The brewing revolt is one of many
recent challenges Rio has faced in Mongolia in the past two years.

In January 2018, the country’s government served Oyu Tolgoi with a bill for $155 million in back taxes —  the mine’s second tax dispute since 2014. The company said at the time the charge related to an audit on taxes imposed and paid by the mine operator between 2013 and 2015.

Shortly after, the southern Gobi
Desert-based mine had to declare force majeure after protests by Chinese
coal haulers disrupted deliveries near the border.

The situation prompted Rio’s chief
executive Jean-Sebastien Jacques to visit Prime Minister Ukhnaagiin Khurelsuk
to discuss how to build “win-win” partnerships. The trip was followed by the
company’s announcement that it was opening a new office in the country, focused on
exploration and local links.

The issue resurged later, when a
group of Mongolian legislators recommended a review of the 2009 deal that launched
construction of the mine. It also advised to revoke a 2015 agreement allowing
for an underground expansion. 

In December, Mongolia’s parliament unanimously approved a resolution that reconfirms the validity of all the Oyu Tolgoi mine-related agreement, bringing the 18-month review to a close.

However, the company has had to deal with other issues, related to the under execution underground expansion of the mine.

Rio warned last year that the project would take 16-30 months longer than expected and would cost as much as an additional $1.9 billion to the initial $5.3 billion earmarked. Last week, Turquoise pour more cold water over the plan, saying that it would need at least another $4.5 billion to finish the project.

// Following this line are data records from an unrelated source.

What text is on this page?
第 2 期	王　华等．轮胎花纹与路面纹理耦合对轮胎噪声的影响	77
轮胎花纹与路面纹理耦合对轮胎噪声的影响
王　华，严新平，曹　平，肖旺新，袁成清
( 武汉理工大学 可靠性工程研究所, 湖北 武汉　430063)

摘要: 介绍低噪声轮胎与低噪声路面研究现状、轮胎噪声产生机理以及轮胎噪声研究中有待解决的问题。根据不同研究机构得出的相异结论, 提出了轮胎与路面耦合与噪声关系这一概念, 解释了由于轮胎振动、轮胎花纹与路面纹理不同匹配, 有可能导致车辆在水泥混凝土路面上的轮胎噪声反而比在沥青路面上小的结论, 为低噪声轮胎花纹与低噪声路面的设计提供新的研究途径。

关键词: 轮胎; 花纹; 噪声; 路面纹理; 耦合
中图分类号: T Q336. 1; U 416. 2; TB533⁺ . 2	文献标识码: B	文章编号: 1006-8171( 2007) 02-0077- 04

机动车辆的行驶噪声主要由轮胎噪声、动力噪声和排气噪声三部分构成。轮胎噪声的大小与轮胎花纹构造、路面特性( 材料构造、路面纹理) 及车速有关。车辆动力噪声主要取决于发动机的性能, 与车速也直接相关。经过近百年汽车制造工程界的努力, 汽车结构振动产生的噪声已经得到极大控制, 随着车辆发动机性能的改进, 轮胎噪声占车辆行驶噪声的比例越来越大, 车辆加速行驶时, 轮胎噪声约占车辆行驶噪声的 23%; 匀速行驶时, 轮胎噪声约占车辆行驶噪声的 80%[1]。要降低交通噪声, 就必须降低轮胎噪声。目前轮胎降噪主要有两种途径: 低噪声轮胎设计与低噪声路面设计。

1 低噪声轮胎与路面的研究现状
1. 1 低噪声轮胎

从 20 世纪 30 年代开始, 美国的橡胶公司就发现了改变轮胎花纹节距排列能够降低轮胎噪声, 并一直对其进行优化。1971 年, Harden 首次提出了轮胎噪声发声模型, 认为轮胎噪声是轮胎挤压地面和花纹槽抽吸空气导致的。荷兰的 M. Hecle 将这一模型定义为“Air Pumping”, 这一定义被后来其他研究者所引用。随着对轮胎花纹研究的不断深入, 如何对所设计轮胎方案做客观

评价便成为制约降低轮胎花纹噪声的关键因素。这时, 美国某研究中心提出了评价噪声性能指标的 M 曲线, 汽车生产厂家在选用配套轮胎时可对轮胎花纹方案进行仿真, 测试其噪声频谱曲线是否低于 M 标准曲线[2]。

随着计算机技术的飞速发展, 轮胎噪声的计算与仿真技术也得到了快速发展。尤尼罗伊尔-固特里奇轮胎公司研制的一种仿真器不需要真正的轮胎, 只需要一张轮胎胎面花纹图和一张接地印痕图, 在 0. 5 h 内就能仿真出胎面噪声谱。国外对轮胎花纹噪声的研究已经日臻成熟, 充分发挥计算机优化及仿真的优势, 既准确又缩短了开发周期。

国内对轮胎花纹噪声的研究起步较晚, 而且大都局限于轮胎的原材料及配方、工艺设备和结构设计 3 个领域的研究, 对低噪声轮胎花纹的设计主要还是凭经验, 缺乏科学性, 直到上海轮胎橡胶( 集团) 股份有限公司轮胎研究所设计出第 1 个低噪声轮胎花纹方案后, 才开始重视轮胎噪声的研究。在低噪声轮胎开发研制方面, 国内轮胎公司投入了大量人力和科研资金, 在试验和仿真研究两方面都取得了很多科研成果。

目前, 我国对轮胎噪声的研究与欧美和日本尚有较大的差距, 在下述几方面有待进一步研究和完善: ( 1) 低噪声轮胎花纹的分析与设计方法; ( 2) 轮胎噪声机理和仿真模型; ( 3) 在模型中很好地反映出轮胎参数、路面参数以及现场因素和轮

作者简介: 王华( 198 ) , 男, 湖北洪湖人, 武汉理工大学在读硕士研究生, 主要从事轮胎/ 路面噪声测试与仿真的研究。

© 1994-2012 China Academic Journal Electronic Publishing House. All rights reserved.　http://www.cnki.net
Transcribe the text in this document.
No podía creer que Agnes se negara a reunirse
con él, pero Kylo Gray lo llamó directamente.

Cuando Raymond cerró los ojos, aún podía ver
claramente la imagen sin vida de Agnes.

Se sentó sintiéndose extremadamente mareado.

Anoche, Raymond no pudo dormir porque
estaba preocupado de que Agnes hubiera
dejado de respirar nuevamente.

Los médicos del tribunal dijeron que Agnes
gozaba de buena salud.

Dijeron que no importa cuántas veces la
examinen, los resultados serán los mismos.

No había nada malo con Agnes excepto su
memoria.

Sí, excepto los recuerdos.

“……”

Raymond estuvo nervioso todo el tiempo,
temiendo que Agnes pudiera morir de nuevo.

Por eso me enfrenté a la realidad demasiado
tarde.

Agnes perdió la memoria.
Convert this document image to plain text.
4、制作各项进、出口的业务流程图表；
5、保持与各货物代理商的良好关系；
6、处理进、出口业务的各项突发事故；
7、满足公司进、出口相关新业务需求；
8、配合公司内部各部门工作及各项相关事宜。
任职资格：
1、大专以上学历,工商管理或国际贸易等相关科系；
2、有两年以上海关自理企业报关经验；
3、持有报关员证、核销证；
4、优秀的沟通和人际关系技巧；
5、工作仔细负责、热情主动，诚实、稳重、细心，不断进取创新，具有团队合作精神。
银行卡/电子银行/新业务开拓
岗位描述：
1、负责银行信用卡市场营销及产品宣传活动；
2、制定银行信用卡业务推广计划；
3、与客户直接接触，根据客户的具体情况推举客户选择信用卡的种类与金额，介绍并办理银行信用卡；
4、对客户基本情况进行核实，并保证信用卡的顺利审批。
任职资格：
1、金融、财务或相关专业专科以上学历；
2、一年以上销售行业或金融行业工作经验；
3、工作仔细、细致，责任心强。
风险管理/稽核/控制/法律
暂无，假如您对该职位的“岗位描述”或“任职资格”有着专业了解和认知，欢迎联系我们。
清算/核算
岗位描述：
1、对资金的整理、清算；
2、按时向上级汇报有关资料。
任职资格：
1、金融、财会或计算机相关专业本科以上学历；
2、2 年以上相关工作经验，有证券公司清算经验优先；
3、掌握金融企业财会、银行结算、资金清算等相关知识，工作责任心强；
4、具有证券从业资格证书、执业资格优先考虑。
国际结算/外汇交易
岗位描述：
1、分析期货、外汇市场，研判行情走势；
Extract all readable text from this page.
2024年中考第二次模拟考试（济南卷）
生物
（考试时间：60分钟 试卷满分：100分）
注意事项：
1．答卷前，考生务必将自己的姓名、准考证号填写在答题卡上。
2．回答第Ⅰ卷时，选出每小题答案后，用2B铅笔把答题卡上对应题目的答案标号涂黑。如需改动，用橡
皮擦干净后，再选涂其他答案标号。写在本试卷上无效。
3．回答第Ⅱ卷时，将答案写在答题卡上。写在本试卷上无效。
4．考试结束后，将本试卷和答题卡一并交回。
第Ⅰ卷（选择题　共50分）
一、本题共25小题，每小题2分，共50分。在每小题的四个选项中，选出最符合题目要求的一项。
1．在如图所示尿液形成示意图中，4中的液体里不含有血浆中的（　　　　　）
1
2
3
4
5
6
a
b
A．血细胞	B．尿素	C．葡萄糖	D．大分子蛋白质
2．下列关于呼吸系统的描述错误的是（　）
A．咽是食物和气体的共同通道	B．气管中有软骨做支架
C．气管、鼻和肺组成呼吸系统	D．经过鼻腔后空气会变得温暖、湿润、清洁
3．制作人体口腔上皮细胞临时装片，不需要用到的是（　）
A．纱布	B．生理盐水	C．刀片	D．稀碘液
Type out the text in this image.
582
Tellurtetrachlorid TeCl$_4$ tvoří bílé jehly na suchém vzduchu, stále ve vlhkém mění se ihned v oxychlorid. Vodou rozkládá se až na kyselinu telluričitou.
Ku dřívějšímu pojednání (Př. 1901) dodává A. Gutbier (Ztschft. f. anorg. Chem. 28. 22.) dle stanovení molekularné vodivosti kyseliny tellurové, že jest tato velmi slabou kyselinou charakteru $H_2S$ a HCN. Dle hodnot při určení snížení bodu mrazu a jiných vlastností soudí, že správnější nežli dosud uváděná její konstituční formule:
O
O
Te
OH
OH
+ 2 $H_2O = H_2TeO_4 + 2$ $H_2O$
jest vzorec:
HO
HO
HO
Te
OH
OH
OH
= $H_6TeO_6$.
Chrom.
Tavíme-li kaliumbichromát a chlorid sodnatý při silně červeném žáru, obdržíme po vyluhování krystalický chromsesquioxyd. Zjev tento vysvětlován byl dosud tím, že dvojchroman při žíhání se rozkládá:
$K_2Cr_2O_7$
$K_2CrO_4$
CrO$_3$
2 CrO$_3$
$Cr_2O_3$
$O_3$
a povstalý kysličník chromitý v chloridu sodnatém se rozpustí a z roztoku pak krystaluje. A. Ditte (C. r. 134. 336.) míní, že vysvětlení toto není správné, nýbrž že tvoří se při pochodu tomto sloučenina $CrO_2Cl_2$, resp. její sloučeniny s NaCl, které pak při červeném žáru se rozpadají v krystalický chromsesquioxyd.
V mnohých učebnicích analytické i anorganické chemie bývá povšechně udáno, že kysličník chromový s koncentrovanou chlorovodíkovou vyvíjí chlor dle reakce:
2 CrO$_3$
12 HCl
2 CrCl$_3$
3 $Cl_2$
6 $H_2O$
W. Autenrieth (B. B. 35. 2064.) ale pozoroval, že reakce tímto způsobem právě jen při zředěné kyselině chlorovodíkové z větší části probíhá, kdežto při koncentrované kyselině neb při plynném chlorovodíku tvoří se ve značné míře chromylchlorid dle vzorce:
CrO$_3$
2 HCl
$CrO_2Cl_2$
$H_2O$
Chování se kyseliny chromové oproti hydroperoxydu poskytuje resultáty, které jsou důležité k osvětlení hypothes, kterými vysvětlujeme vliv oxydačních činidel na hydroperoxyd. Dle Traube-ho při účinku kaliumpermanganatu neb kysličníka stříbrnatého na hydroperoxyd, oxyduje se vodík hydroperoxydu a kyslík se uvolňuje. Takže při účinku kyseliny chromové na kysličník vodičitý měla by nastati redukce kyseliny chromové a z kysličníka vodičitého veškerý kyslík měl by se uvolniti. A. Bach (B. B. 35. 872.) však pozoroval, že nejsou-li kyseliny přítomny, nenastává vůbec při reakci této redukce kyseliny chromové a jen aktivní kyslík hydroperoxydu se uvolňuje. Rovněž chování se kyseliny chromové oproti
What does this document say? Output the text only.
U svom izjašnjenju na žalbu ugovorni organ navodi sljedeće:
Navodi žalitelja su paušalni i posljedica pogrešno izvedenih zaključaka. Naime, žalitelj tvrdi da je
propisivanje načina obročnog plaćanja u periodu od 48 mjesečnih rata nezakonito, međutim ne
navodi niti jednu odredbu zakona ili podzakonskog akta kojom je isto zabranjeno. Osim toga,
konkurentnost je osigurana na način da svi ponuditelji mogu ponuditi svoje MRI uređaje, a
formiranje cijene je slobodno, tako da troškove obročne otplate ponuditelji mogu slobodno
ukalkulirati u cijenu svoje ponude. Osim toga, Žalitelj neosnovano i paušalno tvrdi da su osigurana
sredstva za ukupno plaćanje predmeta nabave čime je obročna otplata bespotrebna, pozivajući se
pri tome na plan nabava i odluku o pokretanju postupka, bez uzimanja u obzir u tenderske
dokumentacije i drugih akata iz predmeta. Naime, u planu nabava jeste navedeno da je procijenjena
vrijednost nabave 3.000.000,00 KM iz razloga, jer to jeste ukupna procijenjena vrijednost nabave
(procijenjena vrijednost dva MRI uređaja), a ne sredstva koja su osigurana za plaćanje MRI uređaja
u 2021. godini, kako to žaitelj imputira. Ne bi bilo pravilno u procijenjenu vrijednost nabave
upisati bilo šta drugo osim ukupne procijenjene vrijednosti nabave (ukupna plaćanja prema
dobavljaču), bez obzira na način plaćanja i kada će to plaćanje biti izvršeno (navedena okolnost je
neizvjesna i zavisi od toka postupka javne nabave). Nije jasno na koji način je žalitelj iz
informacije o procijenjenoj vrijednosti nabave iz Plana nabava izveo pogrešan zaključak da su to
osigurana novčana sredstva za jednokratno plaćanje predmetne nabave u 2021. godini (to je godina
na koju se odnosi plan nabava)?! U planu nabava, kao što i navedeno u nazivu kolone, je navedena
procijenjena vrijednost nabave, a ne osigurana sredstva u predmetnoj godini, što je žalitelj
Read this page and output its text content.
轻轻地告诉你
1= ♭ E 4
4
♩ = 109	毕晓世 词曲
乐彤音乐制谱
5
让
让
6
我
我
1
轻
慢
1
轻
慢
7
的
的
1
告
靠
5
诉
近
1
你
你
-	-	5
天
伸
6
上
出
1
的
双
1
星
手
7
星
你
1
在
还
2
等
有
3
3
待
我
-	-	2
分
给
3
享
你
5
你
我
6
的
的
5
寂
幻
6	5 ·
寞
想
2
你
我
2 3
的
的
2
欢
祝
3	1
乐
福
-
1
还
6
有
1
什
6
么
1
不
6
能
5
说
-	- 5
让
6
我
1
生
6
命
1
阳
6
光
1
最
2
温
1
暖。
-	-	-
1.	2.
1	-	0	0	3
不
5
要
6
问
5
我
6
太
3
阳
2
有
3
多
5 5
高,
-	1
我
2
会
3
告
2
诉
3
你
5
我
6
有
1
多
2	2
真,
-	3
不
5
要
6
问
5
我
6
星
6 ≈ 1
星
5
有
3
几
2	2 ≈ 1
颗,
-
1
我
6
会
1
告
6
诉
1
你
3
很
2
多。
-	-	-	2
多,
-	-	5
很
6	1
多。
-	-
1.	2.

Once finished, the expansion is
expected to lift Oyu Tolgoi’s production from 125,000–150,000 tonnes in 2019 to
560,000 tonnes at full tilt from 2025, making it the biggest new copper mine to
come on stream in several years.

The giant deposit, discovered in
2001, is one-third owned by Mongolia’s government and two-thirds held by Turquoise
Hill. Rio does not have a direct stake in the mine, but its share through Turquoise
is equivalent to a 51% interest in the project, valued at around $6 billion.